After her heart started to fail, a first-of-its-kind surgery saved her life
Sue Baker was used to spending time in the hospital. She had started having heart troubles in 2015, and as the issue escalated, she spent more and more time in the hospital. She had a pacemaker implanted to keep her heart beating. Once, she spent five days in a coma.
In 2019, as her heart function continued to fail, Baker received a left ventricular assist device, or LVAD, a mechanical pump that helps the heart's left ventricle circulate blood throughout the body.
For years, Baker lived on "batteries and electricity," but she didn't stop living her life. She married a man she loved, and they started building a life together in southeast Georgia. However, she knew the LVAD was only a stopgap measure, and wanted to make sure she was living a full life before her health declined further.
Four years after getting the LVAD, Baker started having dangerous heart rhythms. She was admitted to the Mayo Clinic in Jacksonville, Florida, and was added to the transplant list to await a new heart.
For months, the 58-year-old waited, often receiving painful shocks from her LVAD and pacemaker as they tried to keep her heart functioning. Her body was also producing too many antibodies, which put her at high risk for rejecting any organs she received. Her transplant cardiologist, Dr. Pareg Patel, tested multiple medications, including chemotherapies, to reduce the antibodies. The process was "very scary," she said.
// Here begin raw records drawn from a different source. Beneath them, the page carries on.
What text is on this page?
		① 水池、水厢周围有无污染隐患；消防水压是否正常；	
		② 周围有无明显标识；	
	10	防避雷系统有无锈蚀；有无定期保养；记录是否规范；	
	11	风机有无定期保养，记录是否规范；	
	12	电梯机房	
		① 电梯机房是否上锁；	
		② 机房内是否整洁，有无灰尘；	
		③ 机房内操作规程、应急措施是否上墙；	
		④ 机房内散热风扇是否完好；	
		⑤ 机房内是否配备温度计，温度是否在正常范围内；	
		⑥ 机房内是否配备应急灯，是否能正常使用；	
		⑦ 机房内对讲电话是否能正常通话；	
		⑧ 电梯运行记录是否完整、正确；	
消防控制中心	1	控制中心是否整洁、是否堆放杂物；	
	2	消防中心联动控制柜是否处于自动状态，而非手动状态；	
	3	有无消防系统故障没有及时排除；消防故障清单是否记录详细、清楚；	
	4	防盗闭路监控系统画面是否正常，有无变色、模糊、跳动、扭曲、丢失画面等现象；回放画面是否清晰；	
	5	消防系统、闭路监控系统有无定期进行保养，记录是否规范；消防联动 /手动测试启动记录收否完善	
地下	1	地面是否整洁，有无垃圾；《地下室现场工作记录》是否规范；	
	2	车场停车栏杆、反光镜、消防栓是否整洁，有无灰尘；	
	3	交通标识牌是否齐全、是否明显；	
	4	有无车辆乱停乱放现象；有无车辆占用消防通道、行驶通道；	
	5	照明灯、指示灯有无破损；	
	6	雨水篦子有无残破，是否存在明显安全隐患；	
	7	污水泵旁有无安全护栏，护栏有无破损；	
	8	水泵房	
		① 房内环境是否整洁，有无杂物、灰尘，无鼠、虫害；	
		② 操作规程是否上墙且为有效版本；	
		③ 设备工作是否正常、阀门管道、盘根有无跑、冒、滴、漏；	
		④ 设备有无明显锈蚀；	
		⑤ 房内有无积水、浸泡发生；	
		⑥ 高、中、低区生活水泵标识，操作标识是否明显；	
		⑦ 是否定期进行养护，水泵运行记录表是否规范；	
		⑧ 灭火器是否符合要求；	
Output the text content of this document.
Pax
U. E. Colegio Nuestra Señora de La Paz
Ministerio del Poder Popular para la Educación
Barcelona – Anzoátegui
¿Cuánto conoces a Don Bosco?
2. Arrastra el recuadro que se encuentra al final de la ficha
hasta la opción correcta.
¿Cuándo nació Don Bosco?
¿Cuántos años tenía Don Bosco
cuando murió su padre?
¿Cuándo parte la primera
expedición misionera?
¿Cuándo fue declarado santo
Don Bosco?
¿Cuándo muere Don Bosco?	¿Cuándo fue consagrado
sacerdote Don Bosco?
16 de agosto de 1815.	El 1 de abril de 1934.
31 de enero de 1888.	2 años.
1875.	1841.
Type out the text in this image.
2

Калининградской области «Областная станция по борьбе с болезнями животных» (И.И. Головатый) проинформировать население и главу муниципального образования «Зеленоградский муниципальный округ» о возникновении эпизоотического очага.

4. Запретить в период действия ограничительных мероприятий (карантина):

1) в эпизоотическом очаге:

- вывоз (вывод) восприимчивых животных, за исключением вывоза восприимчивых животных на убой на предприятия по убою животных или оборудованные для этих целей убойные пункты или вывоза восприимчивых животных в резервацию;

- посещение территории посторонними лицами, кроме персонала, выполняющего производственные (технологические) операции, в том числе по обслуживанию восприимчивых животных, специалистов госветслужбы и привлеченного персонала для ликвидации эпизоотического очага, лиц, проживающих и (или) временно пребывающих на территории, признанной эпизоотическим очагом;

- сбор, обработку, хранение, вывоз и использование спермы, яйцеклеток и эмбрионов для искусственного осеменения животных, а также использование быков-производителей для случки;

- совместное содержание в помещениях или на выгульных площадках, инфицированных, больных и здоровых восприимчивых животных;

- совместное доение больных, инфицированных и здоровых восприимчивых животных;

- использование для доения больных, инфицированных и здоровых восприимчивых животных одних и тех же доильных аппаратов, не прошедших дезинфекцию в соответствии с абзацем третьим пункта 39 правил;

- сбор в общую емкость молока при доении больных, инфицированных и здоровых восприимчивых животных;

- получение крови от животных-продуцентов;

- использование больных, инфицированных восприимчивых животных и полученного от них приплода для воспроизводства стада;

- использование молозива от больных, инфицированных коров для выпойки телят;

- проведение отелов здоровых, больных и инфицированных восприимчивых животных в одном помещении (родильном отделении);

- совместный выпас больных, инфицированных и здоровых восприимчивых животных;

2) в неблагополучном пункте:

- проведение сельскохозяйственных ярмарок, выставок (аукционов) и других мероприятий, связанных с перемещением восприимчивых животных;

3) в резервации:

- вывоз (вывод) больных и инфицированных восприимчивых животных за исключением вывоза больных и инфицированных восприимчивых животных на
One day, Patel came to her with another option: She could have a liver transplant, in addition to the new heart. It might solve the antibody problem. There was just one catch: A heart-liver transplant had never been done in someone with an LVAD before. Her other option was palliative care.
"We got to talking about it, and I was like 'You're not going to know unless somebody agrees to do this. There's not much choice, really,'" Baker recalled. "It was going to be an experiment one way or the other."
A first-of-its-kind transplant
The liver is "like sponges that take down these antibodies," Patel explained. Sometimes, livers are transplanted alongside hearts to lower the risk of rejection. But the procedure means a patient needs to wait until a heart and liver are available from the same donor. Some people die on the waiting list, Patel said. But for Baker, it was the best option.
"It's a story where we were able to find an out-of-the-box solution for somebody who I can guarantee you two years ago we would have said no to and put them in hospice," Patel said. "She had less than probably six months to live in, more likely three months."
Baker spent months in the hospital, continuing to receive painful shocks from her LVAD and pacemaker. She had other complications, including diagnoses of COVID-19 and pneumonia. In September 2024, she finally received word that a heart and liver were available to her.
"I was shocked," Baker said. "I was so excited."
Patel said he and his team anticipated that the surgery would be "challenging" and "very high risk" because of Baker's health complications but everyone believed it was the best possible option. Baker would also be donating her "perfectly healthy" liver to another patient, Patel said, in what's known as a domino operation.
"I think the cool part of this is for Sue, is that by using this technology, number one, we were able to prove that by placing a liver and a heart from somebody is we're able to make antibodies go close to zero," Patel explained. "And number two, we were able to have Sue become not only a recipient of two organs, but also a donor in the same day."
Blazing a path for other patients
After her surgery, Baker said she had a long recovery, but spent her time in the hospital bonding with other patients. She tried to be a voice of optimism for other people waiting for transplants, she said. She also received a letter from the person who received her liver.
After Baker recovered and left the hospital in October 2024, she was eager to resume her life in Georgia, but tragedy struck: Her husband died from a sudden cardiac arrest just weeks later. Burdened by medical bills and funeral expenses, her financial situation spiraled. She said her housing is now unstable, and most spare money goes to flying to regular check-ups at the Mayo Clinic. A GoFundMe has only raised a few hundred dollars. Patel said Baker will need frequent check-ups and medication to maintain her new organs.
Mayo Clinic said it offers financial assistance and payment plan options, as well as financial counseling to patients who are uninsured or underinsured.
Baker said she is leaning on her church for emotional support and other aid. She has a caretaker, Charlene, who helps with day-to-day life. She also hopes that her taking part in the first-of-its-kind surgery will allow more people to receive lifesaving treatment, and said the thought brings her some solace.
Patel said that another surgery like Baker's was already conducted, and that another is in the works.
"If it weren't for her, these other two patients would have no opportunity," Patel said.
"Doing what I did, it opened it up for so many more patients," Baker said. "It made me very happy to know that more LVAD patients will be able to go through this and actually have a long chance at life."